The Chinese calendar is *way* more interesting than the cycle of 12 animals that you've seen on your placemat at the Peking Moon. It is a cycle of 19 years, superimposed on a cycle of 10 years, superimposed on a cycle of 12 years. This is going to be a lot of fun.

Today I got out a new version of Date::Leapyear and a new version of Apache::Htgroup.

Randal Schwartz emailed me and asked why Date::Leapyear requires Perl 5.6. The real reason is that I lazily used h2xs to generate the module, and then never changed it. The new h2xs makes your module require 5.6, for no apparent reason. So I stripped that out and released 1.04

Someone asked me what license Apache::Htgroup was under. I've been meaning to attach a license to all of my modules, and had just not gotten around to it yet. So I stuck a LICENSE file in with the distribution and put up a new version, along with some other minor edits.

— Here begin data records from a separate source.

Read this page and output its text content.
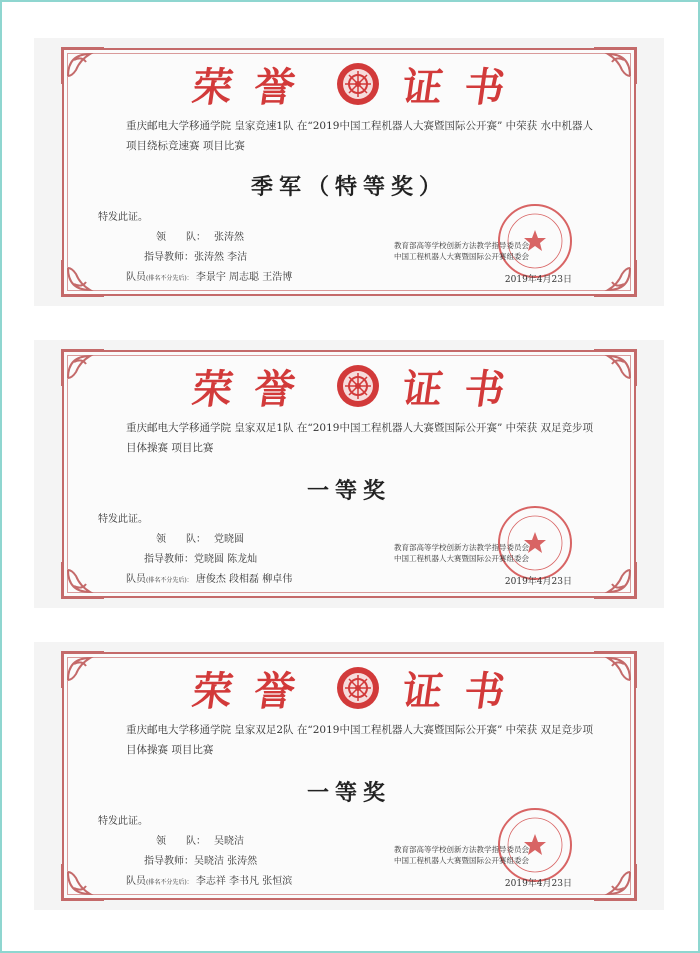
荣 誉	证 书
重庆邮电大学移通学院 皇家竞速1队 在“2019中国工程机器人大赛暨国际公开赛” 中荣获 水中机器人项目绕标竞速赛 项目比赛
季军（特等奖）
特发此证。
领　　队： 张涛然
指导教师：张涛然 李洁
队员(排名不分先后)： 李景宇 周志聪 王浩博
教育部高等学校创新方法教学指导委员会
中国工程机器人大赛暨国际公开赛组委会
2019年4月23日
荣 誉	证 书
重庆邮电大学移通学院 皇家双足1队 在“2019中国工程机器人大赛暨国际公开赛” 中荣获 双足竞步项目体操赛 项目比赛
一等奖
特发此证。
领　　队： 党晓圆
指导教师：党晓圆 陈龙灿
队员(排名不分先后)： 唐俊杰 段相磊 柳卓伟
教育部高等学校创新方法教学指导委员会
中国工程机器人大赛暨国际公开赛组委会
2019年4月23日
荣 誉	证 书
重庆邮电大学移通学院 皇家双足2队 在“2019中国工程机器人大赛暨国际公开赛” 中荣获 双足竞步项目体操赛 项目比赛
一等奖
特发此证。
领　　队： 吴晓洁
指导教师：吴晓洁 张涛然
队员(排名不分先后)： 李志祥 李书凡 张恒滨
教育部高等学校创新方法教学指导委员会
中国工程机器人大赛暨国际公开赛组委会
2019年4月23日
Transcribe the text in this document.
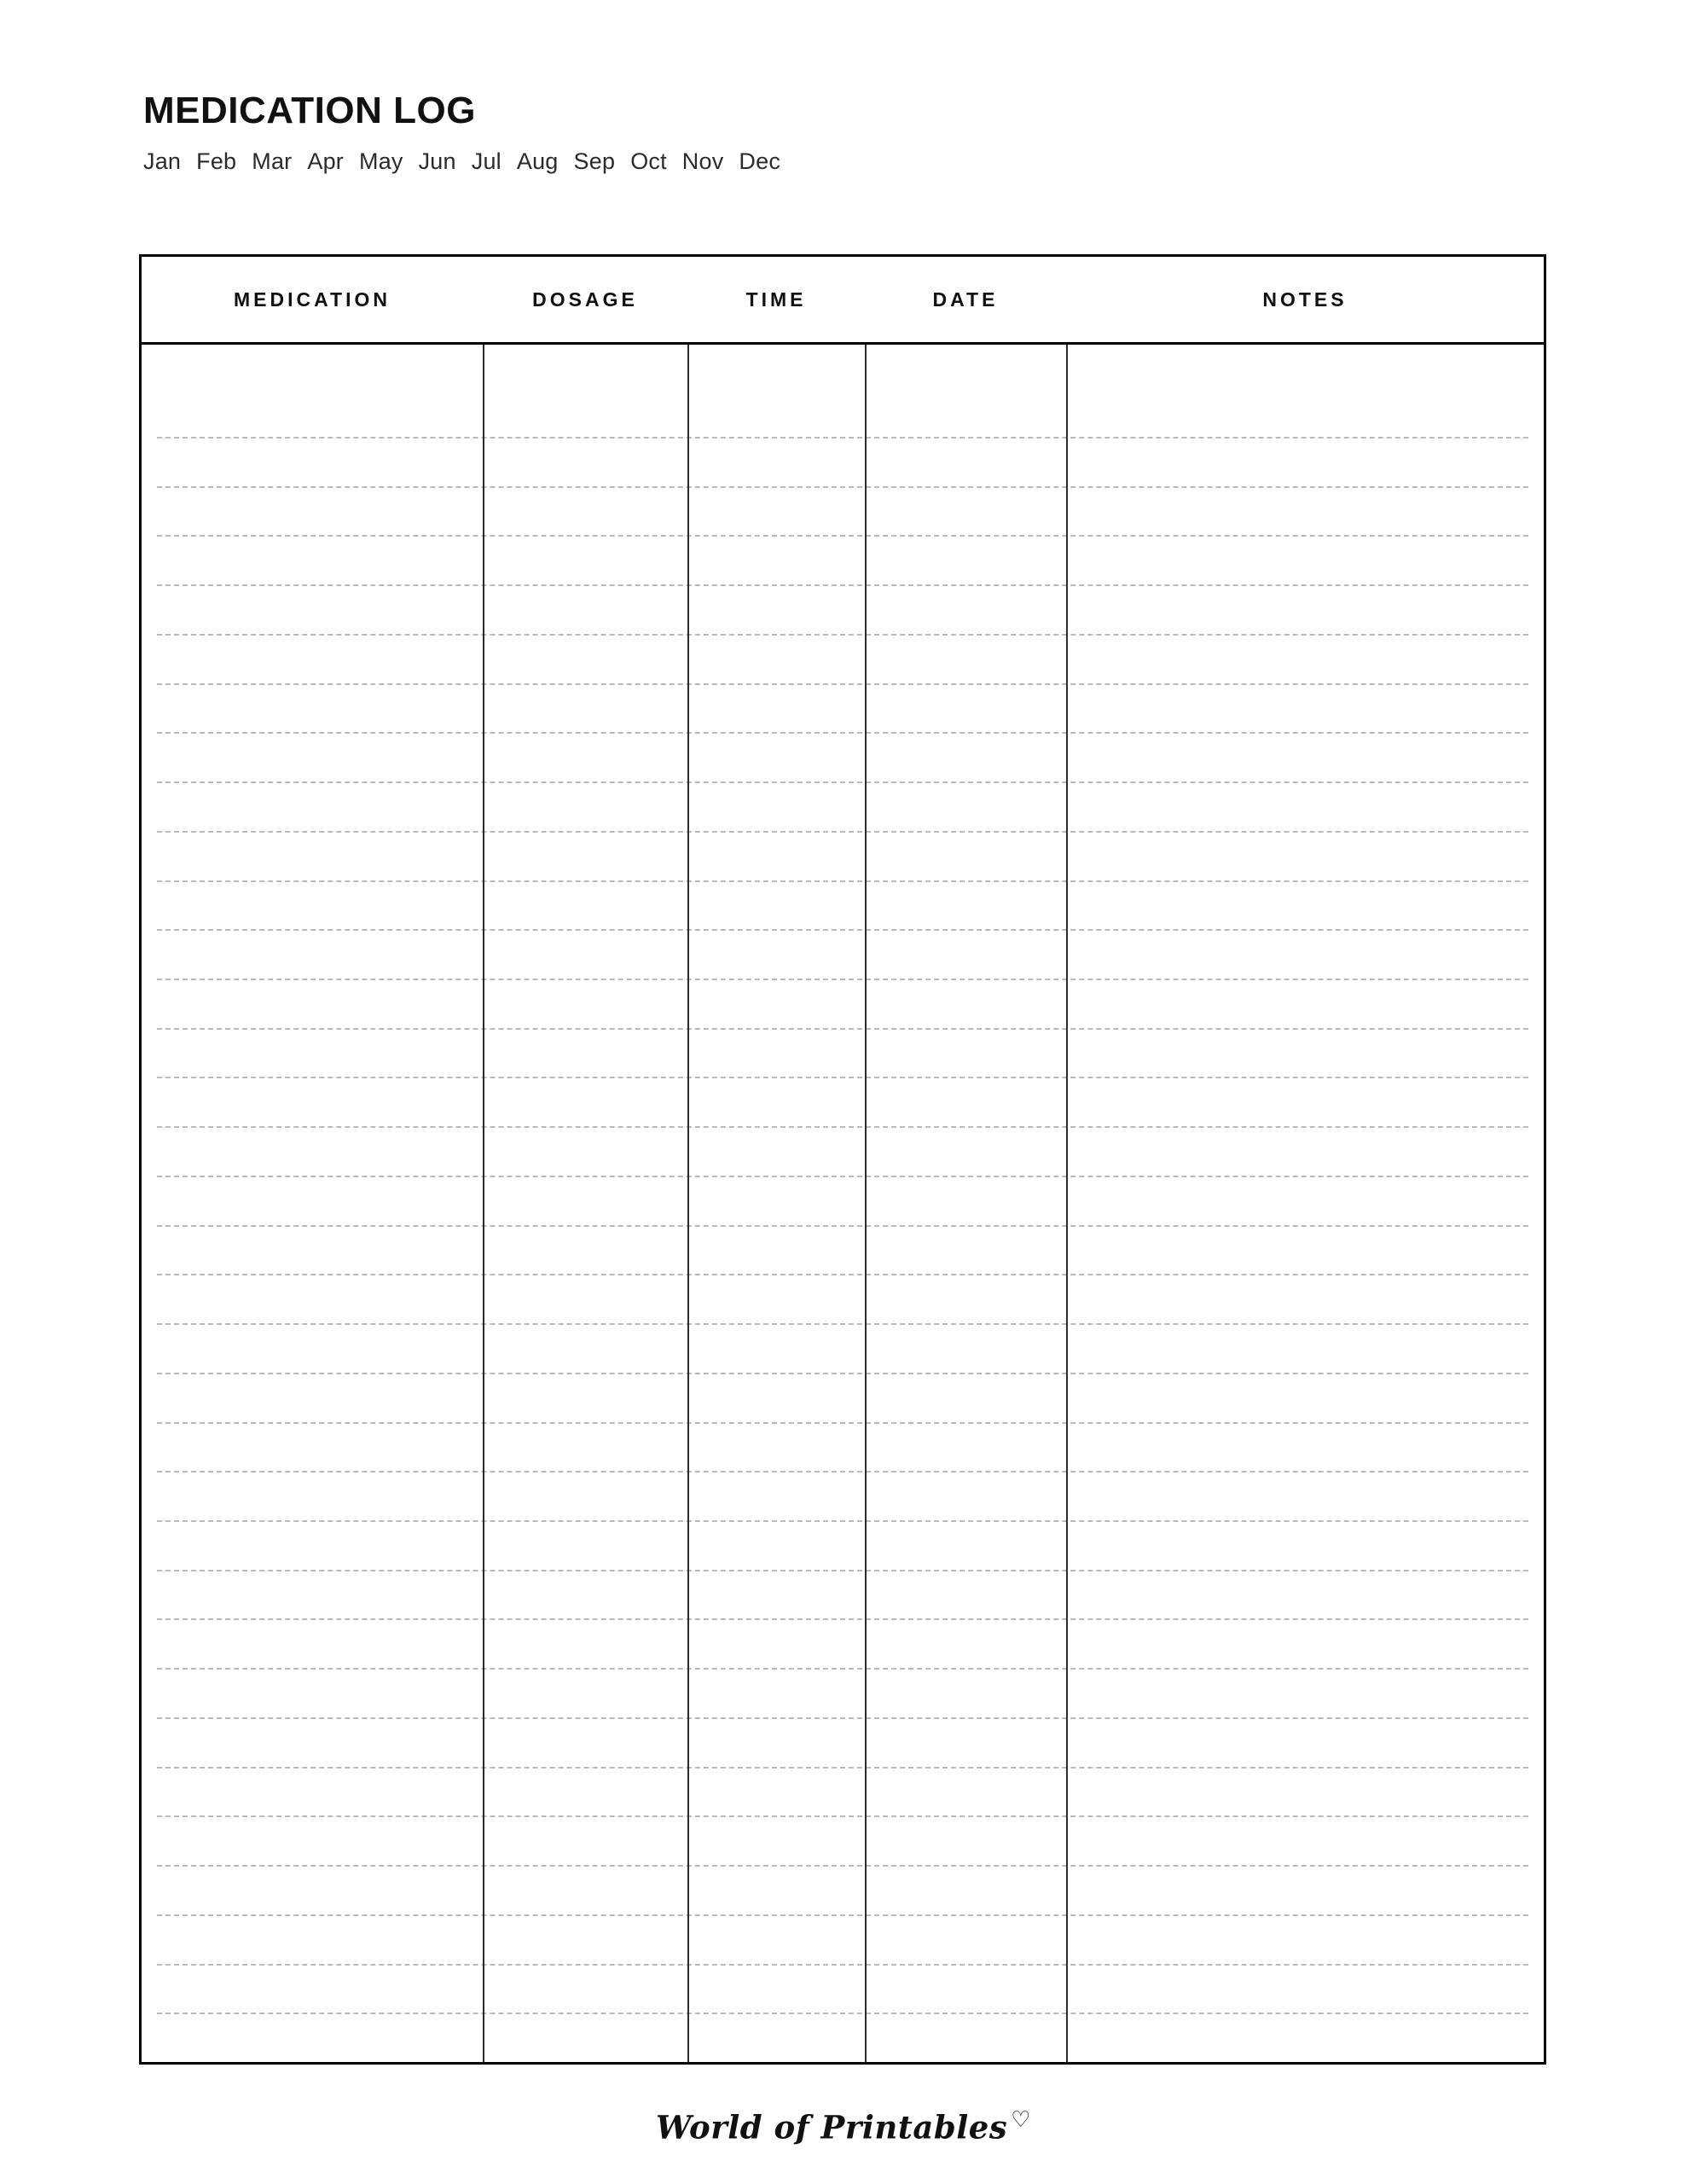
MEDICATION LOG
Jan Feb Mar Apr May Jun Jul Aug Sep Oct Nov Dec
MEDICATION	DOSAGE	TIME	DATE	NOTES
World of Printables ♡
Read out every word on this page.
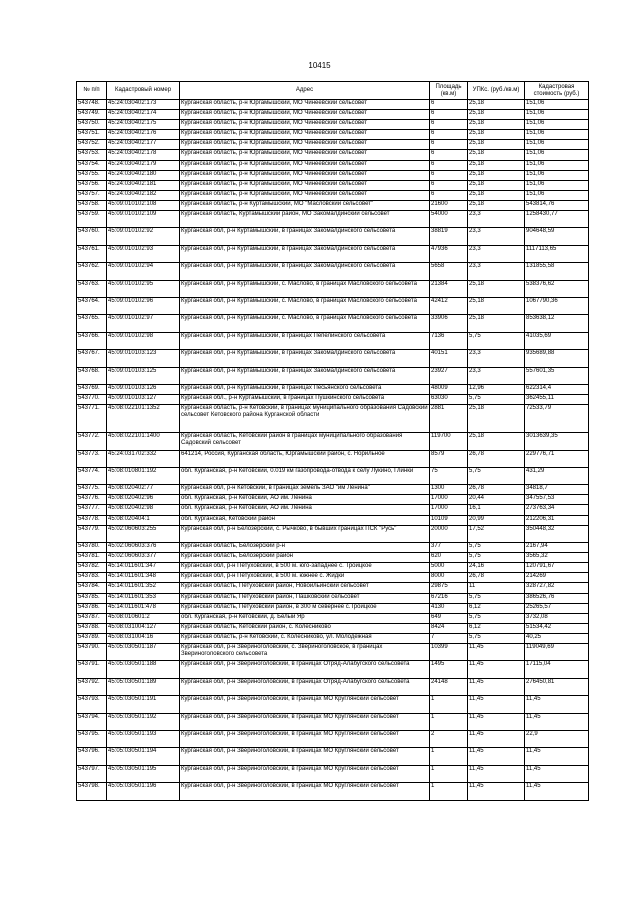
10415
№ п/п	Кадастровый номер	Адрес	Площадь (кв.м)	УПКс. (руб./кв.м)	Кадастровая стоимость (руб.)
543748.	45:24:030402:173	Курганская область, р-н Юргамышский, МО Чинеевский сельсовет	6	25,18	151,06
543749.	45:24:030402:174	Курганская область, р-н Юргамышский, МО Чинеевский сельсовет	6	25,18	151,06
543750.	45:24:030402:175	Курганская область, р-н Юргамышский, МО Чинеевский сельсовет	6	25,18	151,06
543751.	45:24:030402:176	Курганская область, р-н Юргамышский, МО Чинеевский сельсовет	6	25,18	151,06
543752.	45:24:030402:177	Курганская область, р-н Юргамышский, МО Чинеевский сельсовет	6	25,18	151,06
543753.	45:24:030402:178	Курганская область, р-н Юргамышский, МО Чинеевский сельсовет	6	25,18	151,06
543754.	45:24:030402:179	Курганская область, р-н Юргамышский, МО Чинеевский сельсовет	6	25,18	151,06
543755.	45:24:030402:180	Курганская область, р-н Юргамышский, МО Чинеевский сельсовет	6	25,18	151,06
543756.	45:24:030402:181	Курганская область, р-н Юргамышский, МО Чинеевский сельсовет	6	25,18	151,06
543757.	45:24:030402:182	Курганская область, р-н Юргамышский, МО Чинеевский сельсовет	6	25,18	151,06
543758.	45:09:010102:108	Курганская область, р-н Куртамышский, МО "Масловский сельсовет"	21600	25,18	543814,76
543759.	45:09:010102:109	Курганская область, Куртамышский район, МО Закомалдинский сельсовет	54000	23,3	1258430,77
543760.	45:09:010102:92	Курганская обл, р-н Куртамышский, в границах Закомалдинского сельсовета	38819	23,3	904648,59
543761.	45:09:010102:93	Курганская обл, р-н Куртамышский, в границах Закомалдинского сельсовета	47936	23,3	1117113,65
543762.	45:09:010102:94	Курганская обл, р-н Куртамышский, в границах Закомалдинского сельсовета	5658	23,3	131855,58
543763.	45:09:010102:95	Курганская обл, р-н Куртамышский, с. Маслово, в границах Масловского сельсовета	21384	25,18	538376,62
543764.	45:09:010102:96	Курганская обл, р-н Куртамышский, с. Маслово, в границах Масловского сельсовета	42412	25,18	1067790,36
543765.	45:09:010102:97	Курганская обл, р-н Куртамышский, с. Маслово, в границах Масловского сельсовета	33906	25,18	853638,12
543766.	45:09:010102:98	Курганская обл, р-н Куртамышский, в границах Пепелинского сельсовета	7136	5,75	41035,69
543767.	45:09:010103:123	Курганская обл, р-н Куртамышский, в границах Закомалдинского сельсовета	40151	23,3	935689,88
543768.	45:09:010103:125	Курганская обл, р-н Куртамышский, в границах Закомалдинского сельсовета	23927	23,3	557601,35
543769.	45:09:010103:126	Курганская обл, р-н Куртамышский, в границах Песьянского сельсовета	48009	12,96	622314,4
543770.	45:09:010103:127	Курганская обл., р-н Куртамышский, в границах Пушкинского сельсовета	63030	5,75	362455,11
543771.	45:08:022101:1352	Курганская область, р-н Кетовский, в границах муниципального образования Садовский сельсовет Кетовского района Курганской области	2881	25,18	72533,79
543772.	45:08:022101:1400	Курганская область, Кетовский район в границах муниципального образования Садовский сельсовет	119700	25,18	3013639,35
543773.	45:24:031702:332	641214, Россия, Курганская область, Юргамышский район, с. Норильное	8579	26,78	229776,71
543774.	45:08:010801:192	обл. Курганская, р-н Кетовский, 0.019 км газопровода-отвода к селу Лукино, Глинки	75	5,75	431,29
543775.	45:08:020402:77	Курганская обл, р-н Кетовский, в границах земель ЗАО "им Ленина"	1300	26,78	34818,7
543776.	45:08:020402:96	обл. Курганская, р-н Кетовский, АО им. Ленина	17000	20,44	347557,53
543777.	45:08:020402:98	обл. Курганская, р-н Кетовский, АО им. Ленина	17000	16,1	273763,34
543778.	45:08:020404:1	обл. Курганская, Кетовский район	10109	20,99	212206,31
543779.	45:02:060603:255	Курганская обл, р-н Белозерский, с. Рычково, в бывших границах ПСК "Русь"	20000	17,52	350448,32
543780.	45:02:060603:376	Курганская область, Белозерский р-н	377	5,75	2167,94
543781.	45:02:060603:377	Курганская область, Белозерский район	620	5,75	3565,32
543782.	45:14:011601:347	Курганская обл, р-н Петуховский, в 500 м. юго-западнее с. Троицкое	5000	24,16	120791,67
543783.	45:14:011601:348	Курганская обл, р-н Петуховский, в 500 м. южнее с. Жидки	8000	26,78	214269
543784.	45:14:011601:352	Курганская область, Петуховский район, Новоильинский сельсовет	29875	11	328727,82
543785.	45:14:011601:353	Курганская область, Петуховский район, Пашковский сельсовет	67216	5,75	386526,76
543786.	45:14:011601:478	Курганская область, Петуховский район, в 300 м севернее с.Троицкое	4130	6,12	25265,57
543787.	45:08:010601:2	обл. Курганская, р-н Кетовский, д. Белый Яр	649	5,75	3732,08
543788.	45:08:031004:127	Курганская область, Кетовский район, с. Колесниково	8424	6,12	51534,42
543789.	45:08:031004:16	Курганская область, р-н Кетовский, с. Колесниково, ул. Молодежная	7	5,75	40,25
543790.	45:05:030501:187	Курганская обл, р-н Звериноголовский, с. Звериноголовское, в границах Звериноголовского сельсовета	10399	11,45	119049,69
543791.	45:05:030501:188	Курганская обл, р-н Звериноголовский, в границах Отряд-Алабугского сельсовета	1495	11,45	17115,04
543792.	45:05:030501:189	Курганская обл, р-н Звериноголовский, в границах Отряд-Алабугского сельсовета	24148	11,45	276450,81
543793.	45:05:030501:191	Курганская обл, р-н Звериноголовский, в границах МО Круглянский сельсовет	1	11,45	11,45
543794.	45:05:030501:192	Курганская обл, р-н Звериноголовский, в границах МО Круглянский сельсовет	1	11,45	11,45
543795.	45:05:030501:193	Курганская обл, р-н Звериноголовский, в границах МО Круглянский сельсовет	2	11,45	22,9
543796.	45:05:030501:194	Курганская обл, р-н Звериноголовский, в границах МО Круглянский сельсовет	1	11,45	11,45
543797.	45:05:030501:195	Курганская обл, р-н Звериноголовский, в границах МО Круглянский сельсовет	1	11,45	11,45
543798.	45:05:030501:196	Курганская обл, р-н Звериноголовский, в границах МО Круглянский сельсовет	1	11,45	11,45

At TPC, we got a new version of Date::ICal out. Actually, about 3 of them. This was a complete rewrite of Date::ICal, in order to change the internals around and make it easier to work with.

The internals were icky, contained a lot of redundant code, and stored the date in several formats at the same time. So if you changed one, you had to make sure to go around and change all the others also.

Now there's just one authoritative internal format, and the other attributes are calculated from that.

Two changes that are still under consideration are:

1) Use Memoize to make sure that we are not recalculating the same stuff over and over. For example, when you call $obj->ical, it calls $obj->year, $obj->month, and $obj->day. Each of those, in turn, calls parsedays to get that attribute frome the julian date. That's just silly, since you end up parsing the date three times to get the ical string. Using Memoize will remove that, and speed things up by 3 in a lot of places.

2) Split the date/time floating point number into a date integer, and a time integer. We're getting round-off errors of a second, and that's just not acceptable. Splitting into two values will remove the roundoff, and be accurate for another 100,000 years or so. Should be sufficient.